Möglicherweise wäre es dem Volkswagen-Konzern unter einer „Frau Müller“ allerdings auch so ergangen wie Hewlett Packard (HP), dem US-Hersteller von Druckern und Computern, unter Carly Fiorina. Groß war der Jubel, als Mrs. Fiorina ihren Job als Firmenchefin antrat. Zum ersten Mal stand eine Frau an der Spitze eines Unternehmens dieser Größe und dieses Renommees. Dem Unternehmen ging es mit der Personalentscheidung allerdings schlecht. 30000 Mitarbeiter, etwa zehn Prozent der Belegschaft, wurden gefeuert. Menschenverachtende Sprüche gab es von der Firmenchefin für die Gefeuerten noch obendrauf. Kein Job sei mehr ein Gottesrecht in Amerika, tönte es aus dem Büro der HP-Chefin. Gottgegeben war andererseits auch der Börsenwert der Hewlett-Packard-Aktie nicht. Mit ihrem dilettantischen Führungsstil halbierte die Dame im Chefsessel ihn innerhalb von sechs Jahren, bevor ihr selbst die Kündigung überreicht wurde. Sie hätte das Unternehmen beinahe zerstört, waren sich die Erben der Hewlett-Packard-Dynastie  später einig.

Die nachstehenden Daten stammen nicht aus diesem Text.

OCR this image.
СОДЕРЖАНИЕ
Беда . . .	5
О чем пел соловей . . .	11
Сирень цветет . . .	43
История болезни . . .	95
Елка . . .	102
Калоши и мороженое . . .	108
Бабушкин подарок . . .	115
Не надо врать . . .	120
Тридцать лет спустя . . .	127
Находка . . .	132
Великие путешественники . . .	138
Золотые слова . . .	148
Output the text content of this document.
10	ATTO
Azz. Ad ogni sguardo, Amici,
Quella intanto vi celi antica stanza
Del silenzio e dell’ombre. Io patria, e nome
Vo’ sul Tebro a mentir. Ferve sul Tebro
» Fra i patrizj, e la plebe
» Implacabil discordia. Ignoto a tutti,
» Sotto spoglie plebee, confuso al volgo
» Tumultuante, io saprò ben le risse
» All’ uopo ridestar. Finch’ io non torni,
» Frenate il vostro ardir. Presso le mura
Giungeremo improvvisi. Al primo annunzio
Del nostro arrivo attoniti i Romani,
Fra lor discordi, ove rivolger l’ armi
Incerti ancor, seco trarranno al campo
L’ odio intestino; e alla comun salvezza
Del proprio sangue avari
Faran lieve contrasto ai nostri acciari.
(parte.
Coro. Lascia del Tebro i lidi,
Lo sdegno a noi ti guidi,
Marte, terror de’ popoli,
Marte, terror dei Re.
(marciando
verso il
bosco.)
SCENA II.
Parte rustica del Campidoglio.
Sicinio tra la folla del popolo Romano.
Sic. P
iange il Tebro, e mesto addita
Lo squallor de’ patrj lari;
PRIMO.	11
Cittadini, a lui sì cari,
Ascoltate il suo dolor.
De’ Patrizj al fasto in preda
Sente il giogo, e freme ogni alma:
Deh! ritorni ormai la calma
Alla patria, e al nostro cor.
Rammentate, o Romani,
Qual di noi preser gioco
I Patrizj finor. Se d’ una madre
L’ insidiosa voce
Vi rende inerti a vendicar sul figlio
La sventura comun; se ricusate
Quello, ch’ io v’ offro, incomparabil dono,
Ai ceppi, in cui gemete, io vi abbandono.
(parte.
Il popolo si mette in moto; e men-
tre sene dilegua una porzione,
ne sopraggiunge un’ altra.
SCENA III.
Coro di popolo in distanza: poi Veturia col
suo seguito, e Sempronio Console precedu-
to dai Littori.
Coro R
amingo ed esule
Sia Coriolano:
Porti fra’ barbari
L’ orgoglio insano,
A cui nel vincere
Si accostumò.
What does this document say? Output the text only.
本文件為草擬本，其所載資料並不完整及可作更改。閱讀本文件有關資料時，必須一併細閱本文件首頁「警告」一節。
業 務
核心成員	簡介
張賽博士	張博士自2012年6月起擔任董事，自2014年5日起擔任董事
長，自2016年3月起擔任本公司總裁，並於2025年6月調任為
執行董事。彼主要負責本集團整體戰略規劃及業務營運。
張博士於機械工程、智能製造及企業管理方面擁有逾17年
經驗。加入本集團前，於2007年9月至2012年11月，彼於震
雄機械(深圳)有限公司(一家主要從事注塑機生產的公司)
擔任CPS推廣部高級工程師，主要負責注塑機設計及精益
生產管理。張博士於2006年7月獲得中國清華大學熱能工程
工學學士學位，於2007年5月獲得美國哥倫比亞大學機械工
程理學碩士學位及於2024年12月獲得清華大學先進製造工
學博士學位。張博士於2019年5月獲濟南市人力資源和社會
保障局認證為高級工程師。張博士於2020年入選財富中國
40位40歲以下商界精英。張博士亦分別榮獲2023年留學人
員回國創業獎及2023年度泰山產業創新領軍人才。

Nein, von Geschlechts wegen sind Frauen nicht die besseren Manager. Die Studien, die das belegen wollen, sind wissenschaftlich nicht haltbar. Die Unternehmensberater, die sie vorlegen, verdienen in der Regel selbst prächtig am derzeitigen Boom der weiblichen Führungskräfte. Als Headhunter suchen sie nach geeigneten Bewerberinnen. Als externe Berater schulen sie ihre Kunden im rechten Umgang mit angeblichen weiblichen Schwächen (Bescheidenheit) und herausragenden Stärken (Teamfähigkeit). Also allerorten lukrative Aufträge für McKinsey und Co., solange es unbeschreiblich weiblich in den Management-Etagen zugeht. Menschen aufgrund ihres Geschlechtes zu bevorzugen, ist derzeit schick und en vogue. Als ehrenwerte Gentlemen und ritterliche Gönner hieven die Entscheider ihre weiblichen Protegés Treppchen für Treppchen nach oben. Weibliche Netzwerke und umfangreiche Förderprogramme federn die geschätzten Kolleginnen ebenfalls in luftige Karrierehöhen.

Eine wissenschaftliche Grundlage hat das alles nicht: Sabine Boerner, Professorin für Management an der Universität Konstanz, untersuchte zahlreiche Studien aus der Wirtschaftswelt zum Thema Gender Diversity, also der Vielfalt der Geschlechter. Ihr Fazit: Die Forschung lässt keine Schlüsse zu, dass ein hoher Frauenanteil im Management ökonomische Vorteile bringt. Tatsächlich birgt das Streben nach mehr Weiblichkeit um jeden Preis, massive Nachteile. Das Leistungsprinzip wird ausgehebelt. „Männer sind in vielen Bewerberrunden nur noch eine Sättigungsbeilage“, warnt Reinhard K. Sprenger. Der 63-jährige Managementberater zählt zu Deutschlands profiliertesten Führungsexperten.

„Wohin soll ich alle Männer aussortieren?“, lamentierte denn auch Mercedes-Benz-Chef Dieter Zetsche, nachdem sein Unternehmen eine firmeninterne Frauenquote für Führungspositionen eingeführte hatte.